The other weapons aren’t bad though, and every one of them is customizable with various attachments and scopes. Switching attachments depending on your situation is absolutely recommended, and adds much more complexity to the gameplay. Your suit also has customization options allowing you to spend upgrade points found throughout the city on various new abilities, (such as highlighting enemy fire or footsteps), in order to give you an edge.

 

Crysis3 21 Review: Crysis 3 (PC)

The Predator Bow with all of it's customizable option. I like to call it the Rambow.

 

Enemy AI is generally quite competent. Though enemies can be predictable in their actions, and though they will sometimes make foolish mistakes, they are generally good at tactics, and will flank you or try to flush you out with grenades. If they lose sight of you, they will pan out and search the area; they will react to dead bodies, investigate thrown objects and sometimes, if you’re menacing enough, they’ll panic and shoot at nothing. Once they know you’re there though, they’re likely to call in backup, so make sure nobody is sneaking up on you, whom you’ve yet to highlight in your suit’s visor.

 

The enemy’s mobility makes them a significant threat whenever your power is low. You’ll spend many times praying they won’t come your way until you’ve recharged, or that they’ll turn around and look the other way before your cloak disengages. It can be stressful in a way that most “shooting gallery simulators” just can’t replicate.

 

crysis3 2013 02 27 23 22 39 159 Review: Crysis 3 (PC)

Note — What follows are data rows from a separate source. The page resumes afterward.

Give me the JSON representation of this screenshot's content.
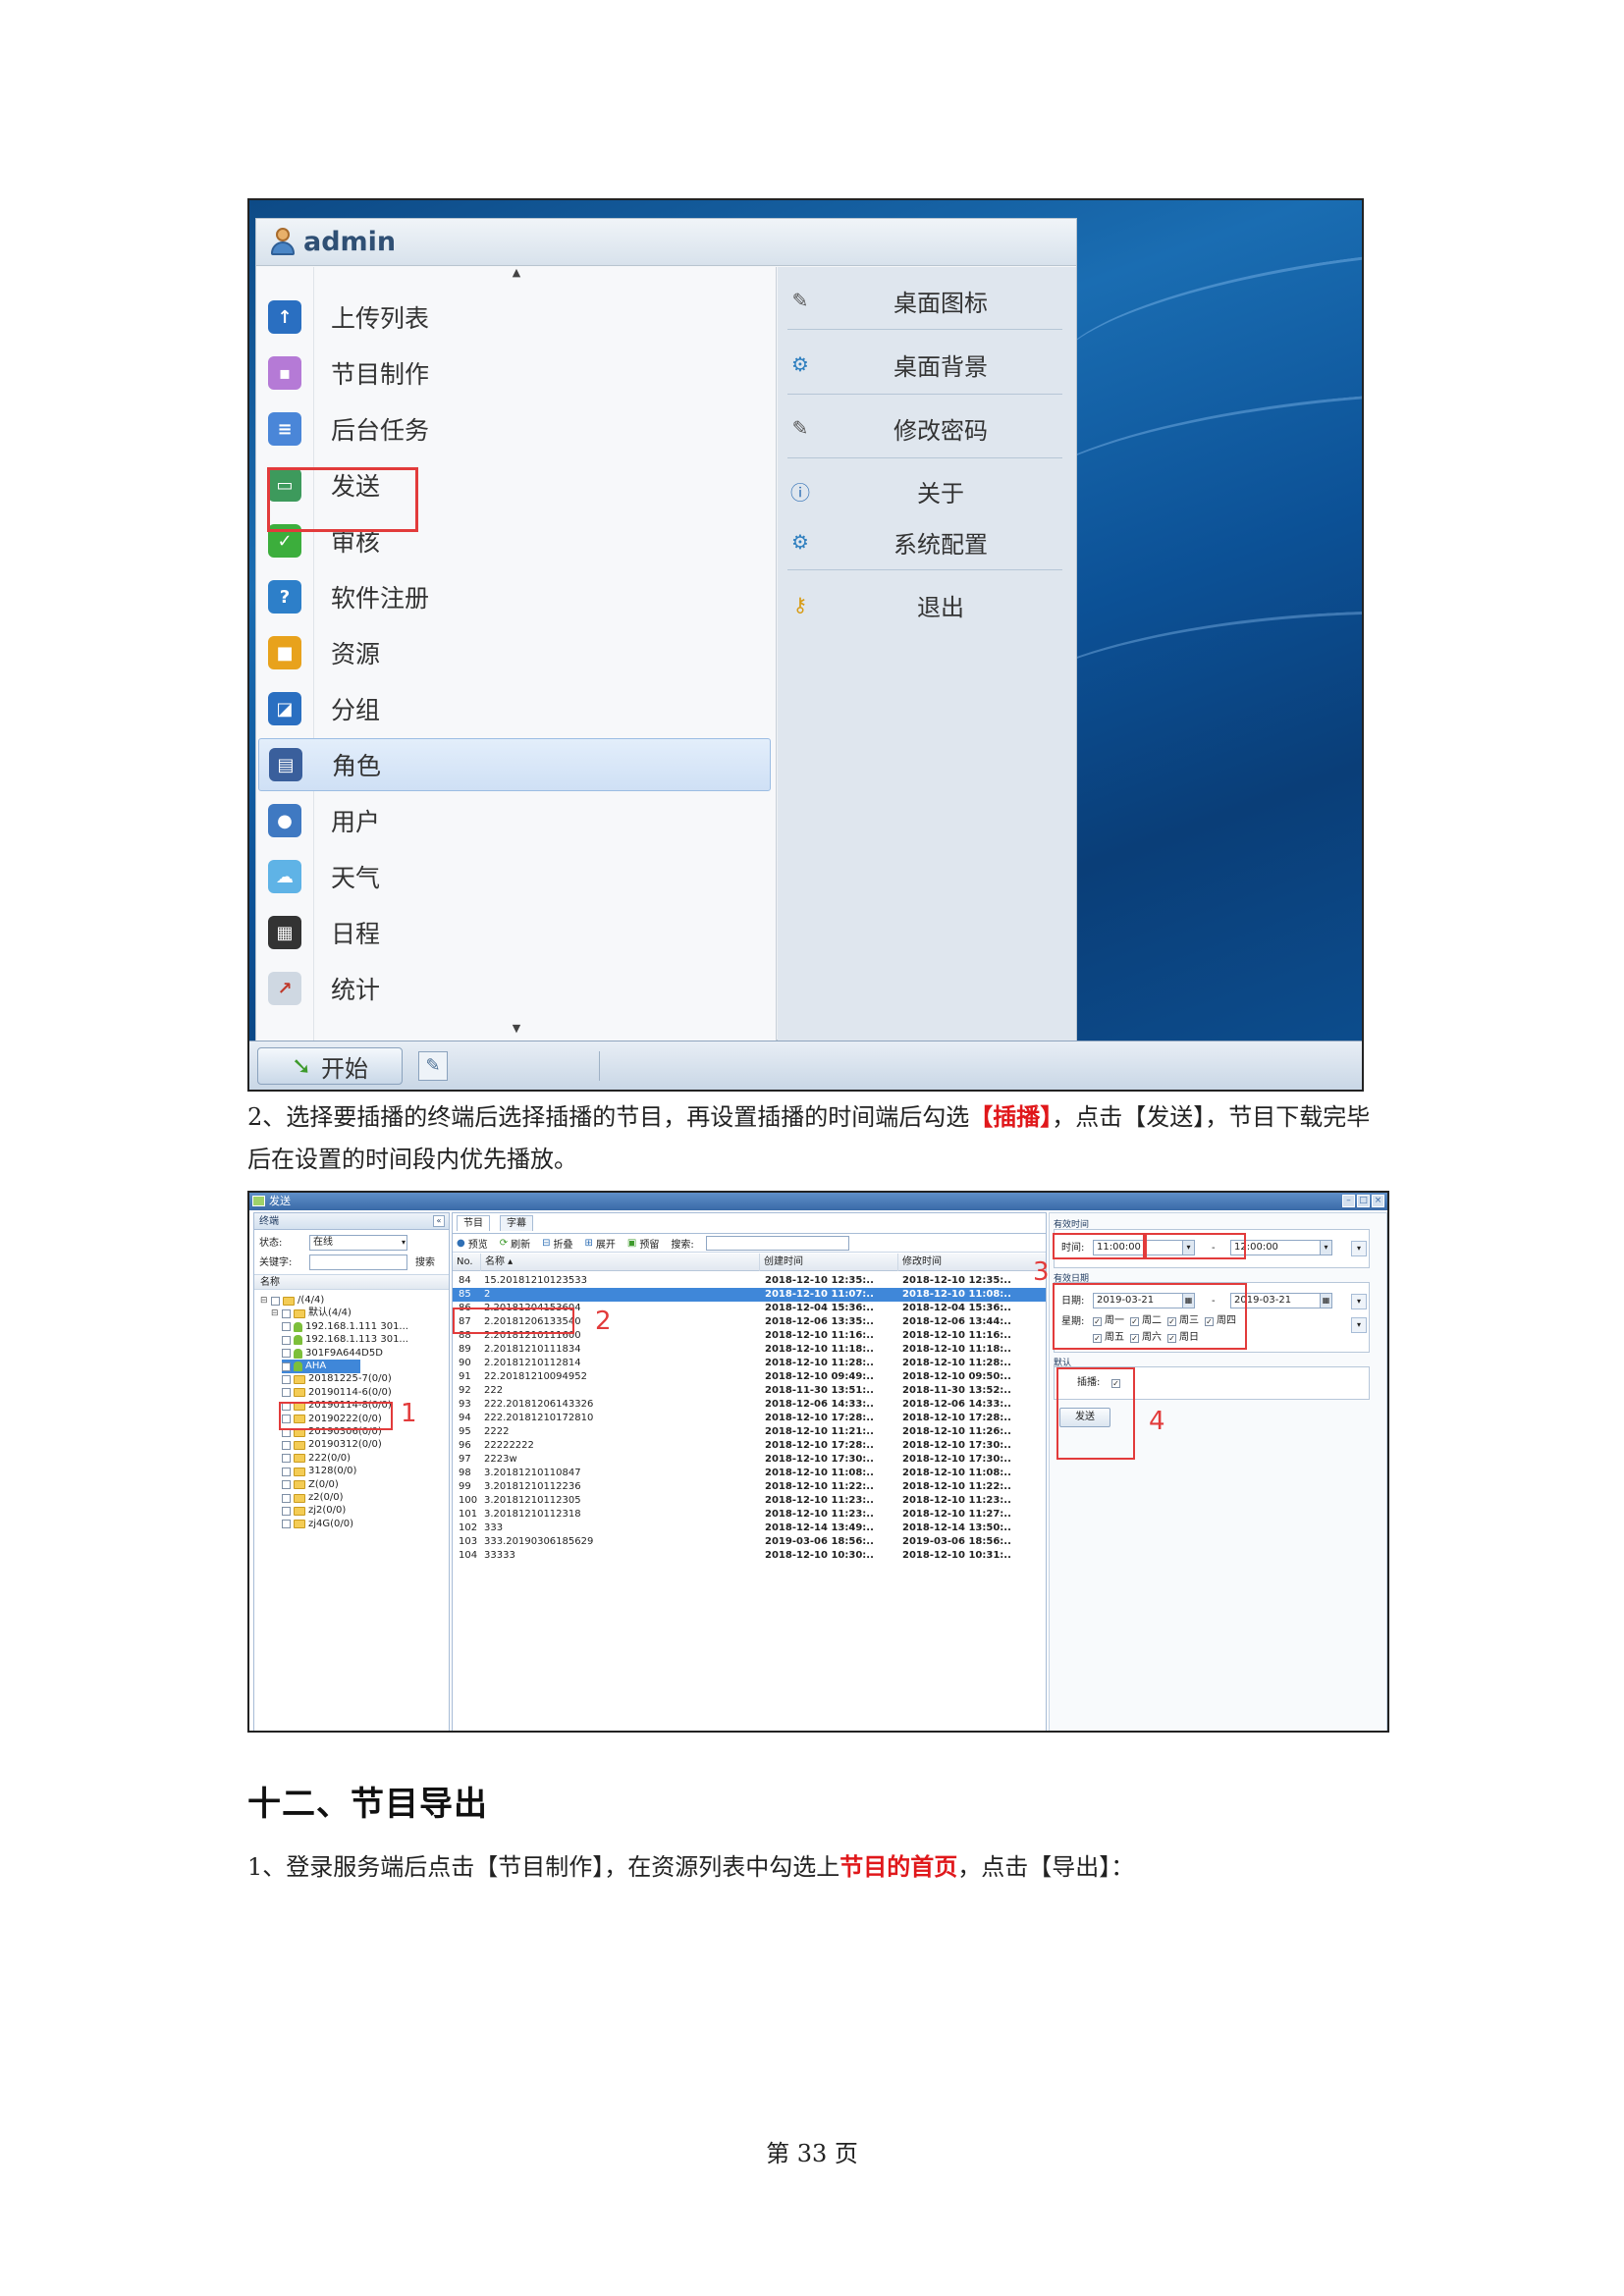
{
  "screenshot1": {
    "user_name": "admin",
    "scroll_up": "▲",
    "scroll_down": "▼",
    "left_menu": [
      {
        "label": "上传列表",
        "icon": "upload-icon"
      },
      {
        "label": "节目制作",
        "icon": "program-make-icon"
      },
      {
        "label": "后台任务",
        "icon": "task-icon"
      },
      {
        "label": "发送",
        "icon": "send-icon"
      },
      {
        "label": "审核",
        "icon": "check-icon"
      },
      {
        "label": "软件注册",
        "icon": "register-icon"
      },
      {
        "label": "资源",
        "icon": "resource-icon"
      },
      {
        "label": "分组",
        "icon": "group-icon"
      },
      {
        "label": "角色",
        "icon": "role-icon"
      },
      {
        "label": "用户",
        "icon": "user-icon"
      },
      {
        "label": "天气",
        "icon": "weather-icon"
      },
      {
        "label": "日程",
        "icon": "schedule-icon"
      },
      {
        "label": "统计",
        "icon": "stats-icon"
      }
    ],
    "right_menu": [
      {
        "label": "桌面图标",
        "icon": "edit-icon"
      },
      {
        "label": "桌面背景",
        "icon": "gear-icon"
      },
      {
        "label": "修改密码",
        "icon": "edit-icon"
      },
      {
        "label": "关于",
        "icon": "info-icon"
      },
      {
        "label": "系统配置",
        "icon": "gear-icon"
      },
      {
        "label": "退出",
        "icon": "key-icon"
      }
    ],
    "start_button": "开始"
  },
  "paragraph1": {
    "part1": "2、选择要插播的终端后选择插播的节目，再设置插播的时间端后勾选",
    "hl1": "【插播】",
    "part2": "，点击【发送】，节目下载完毕后在设置的时间段内优先播放。"
  },
  "screenshot2": {
    "title": "发送",
    "terminal_panel": {
      "header": "终端",
      "status_label": "状态:",
      "status_value": "在线",
      "keyword_label": "关键字:",
      "keyword_value": "",
      "search_button": "搜索",
      "name_header": "名称",
      "tree": [
        {
          "text": "/(4/4)",
          "level": 0,
          "kind": "folder",
          "checked": false
        },
        {
          "text": "默认(4/4)",
          "level": 1,
          "kind": "folder",
          "checked": false
        },
        {
          "text": "192.168.1.111 301...",
          "level": 2,
          "kind": "device",
          "checked": false
        },
        {
          "text": "192.168.1.113 301...",
          "level": 2,
          "kind": "device",
          "checked": false
        },
        {
          "text": "301F9A644D5D",
          "level": 2,
          "kind": "device",
          "checked": false
        },
        {
          "text": "AHA",
          "level": 2,
          "kind": "device",
          "checked": true
        },
        {
          "text": "20181225-7(0/0)",
          "level": 1,
          "kind": "folder",
          "checked": false
        },
        {
          "text": "20190114-6(0/0)",
          "level": 1,
          "kind": "folder",
          "checked": false
        },
        {
          "text": "20190114-8(0/0)",
          "level": 1,
          "kind": "folder",
          "checked": false
        },
        {
          "text": "20190222(0/0)",
          "level": 1,
          "kind": "folder",
          "checked": false
        },
        {
          "text": "20190306(0/0)",
          "level": 1,
          "kind": "folder",
          "checked": false
        },
        {
          "text": "20190312(0/0)",
          "level": 1,
          "kind": "folder",
          "checked": false
        },
        {
          "text": "222(0/0)",
          "level": 1,
          "kind": "folder",
          "checked": false
        },
        {
          "text": "3128(0/0)",
          "level": 1,
          "kind": "folder",
          "checked": false
        },
        {
          "text": "Z(0/0)",
          "level": 1,
          "kind": "folder",
          "checked": false
        },
        {
          "text": "z2(0/0)",
          "level": 1,
          "kind": "folder",
          "checked": false
        },
        {
          "text": "zj2(0/0)",
          "level": 1,
          "kind": "folder",
          "checked": false
        },
        {
          "text": "zj4G(0/0)",
          "level": 1,
          "kind": "folder",
          "checked": false
        }
      ]
    },
    "program_panel": {
      "tabs": [
        "节目",
        "字幕"
      ],
      "toolbar": [
        "预览",
        "刷新",
        "折叠",
        "展开",
        "预留"
      ],
      "search_label": "搜索:",
      "columns": [
        "No.",
        "名称 ▴",
        "创建时间",
        "修改时间"
      ],
      "rows": [
        {
          "no": "84",
          "name": "15.20181210123533",
          "created": "2018-12-10 12:35:..",
          "modified": "2018-12-10 12:35:.."
        },
        {
          "no": "85",
          "name": "2",
          "created": "2018-12-10 11:07:..",
          "modified": "2018-12-10 11:08:..",
          "selected": true
        },
        {
          "no": "86",
          "name": "2.20181204153604",
          "created": "2018-12-04 15:36:..",
          "modified": "2018-12-04 15:36:.."
        },
        {
          "no": "87",
          "name": "2.20181206133540",
          "created": "2018-12-06 13:35:..",
          "modified": "2018-12-06 13:44:.."
        },
        {
          "no": "88",
          "name": "2.20181210111600",
          "created": "2018-12-10 11:16:..",
          "modified": "2018-12-10 11:16:.."
        },
        {
          "no": "89",
          "name": "2.20181210111834",
          "created": "2018-12-10 11:18:..",
          "modified": "2018-12-10 11:18:.."
        },
        {
          "no": "90",
          "name": "2.20181210112814",
          "created": "2018-12-10 11:28:..",
          "modified": "2018-12-10 11:28:.."
        },
        {
          "no": "91",
          "name": "22.20181210094952",
          "created": "2018-12-10 09:49:..",
          "modified": "2018-12-10 09:50:.."
        },
        {
          "no": "92",
          "name": "222",
          "created": "2018-11-30 13:51:..",
          "modified": "2018-11-30 13:52:.."
        },
        {
          "no": "93",
          "name": "222.20181206143326",
          "created": "2018-12-06 14:33:..",
          "modified": "2018-12-06 14:33:.."
        },
        {
          "no": "94",
          "name": "222.20181210172810",
          "created": "2018-12-10 17:28:..",
          "modified": "2018-12-10 17:28:.."
        },
        {
          "no": "95",
          "name": "2222",
          "created": "2018-12-10 11:21:..",
          "modified": "2018-12-10 11:26:.."
        },
        {
          "no": "96",
          "name": "22222222",
          "created": "2018-12-10 17:28:..",
          "modified": "2018-12-10 17:30:.."
        },
        {
          "no": "97",
          "name": "2223w",
          "created": "2018-12-10 17:30:..",
          "modified": "2018-12-10 17:30:.."
        },
        {
          "no": "98",
          "name": "3.20181210110847",
          "created": "2018-12-10 11:08:..",
          "modified": "2018-12-10 11:08:.."
        },
        {
          "no": "99",
          "name": "3.20181210112236",
          "created": "2018-12-10 11:22:..",
          "modified": "2018-12-10 11:22:.."
        },
        {
          "no": "100",
          "name": "3.20181210112305",
          "created": "2018-12-10 11:23:..",
          "modified": "2018-12-10 11:23:.."
        },
        {
          "no": "101",
          "name": "3.20181210112318",
          "created": "2018-12-10 11:23:..",
          "modified": "2018-12-10 11:27:.."
        },
        {
          "no": "102",
          "name": "333",
          "created": "2018-12-14 13:49:..",
          "modified": "2018-12-14 13:50:.."
        },
        {
          "no": "103",
          "name": "333.20190306185629",
          "created": "2019-03-06 18:56:..",
          "modified": "2019-03-06 18:56:.."
        },
        {
          "no": "104",
          "name": "33333",
          "created": "2018-12-10 10:30:..",
          "modified": "2018-12-10 10:31:.."
        }
      ]
    },
    "form": {
      "valid_time_legend": "有效时间",
      "time_label": "时间:",
      "time_from": "11:00:00",
      "time_sep": "-",
      "time_to": "12:00:00",
      "valid_date_legend": "有效日期",
      "date_label": "日期:",
      "date_from": "2019-03-21",
      "date_sep": "-",
      "date_to": "2019-03-21",
      "week_label": "星期:",
      "weekdays": [
        "周一",
        "周二",
        "周三",
        "周四",
        "周五",
        "周六",
        "周日"
      ],
      "default_legend": "默认",
      "insert_label": "插播:",
      "send_button": "发送"
    },
    "annotations": [
      "1",
      "2",
      "3",
      "4"
    ]
  },
  "section_heading": "十二、节目导出",
  "paragraph2": {
    "part1": "1、登录服务端后点击【节目制作】，在资源列表中勾选上",
    "hl1": "节目的首页",
    "part2": "，点击【导出】："
  },
  "page_number": "第 33 页"
}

Unfortunately, too much of the game is spent in corridors… pretty corridors, but corridors nonetheless.

 

I need to point out though, that Crytek is bending the truth in its marketing about what kind of game you’ll be experiencing. Ever since the first game came out, I’ve heard the same thing – that Crysis is a sandbox shooter. If I were to be nice, I could argue that Crytek means the game can be played in a range of different ways, from stealthy to action-oriented; but we all know that when you say sandbox, we think open world; and it isn’t. The Crysis games have never been open world. They do a good job of making the environments seem natural, and they often open up the map so it seems like you’re free roaming… but the games are filled with invisible walls. It’s an illusion and it needs to be pointed out, because the game makes such a good job of masking it. Eventually, you’ll end up being disappointed like I was the first time I wanted to take a short cut on Lingshan island in Crysis 1 and discovered cliff walls funneling me along one path. Crysis 3 is less restrictive than it’s city and sewer dwelling predecessor, but there’s really no way to get lost in the game. It’s going to be a very scenic and beautiful journey, but it will be a corridor shooter all the way to the end, interlaced with semi-open areas to give you the illusion of freedom.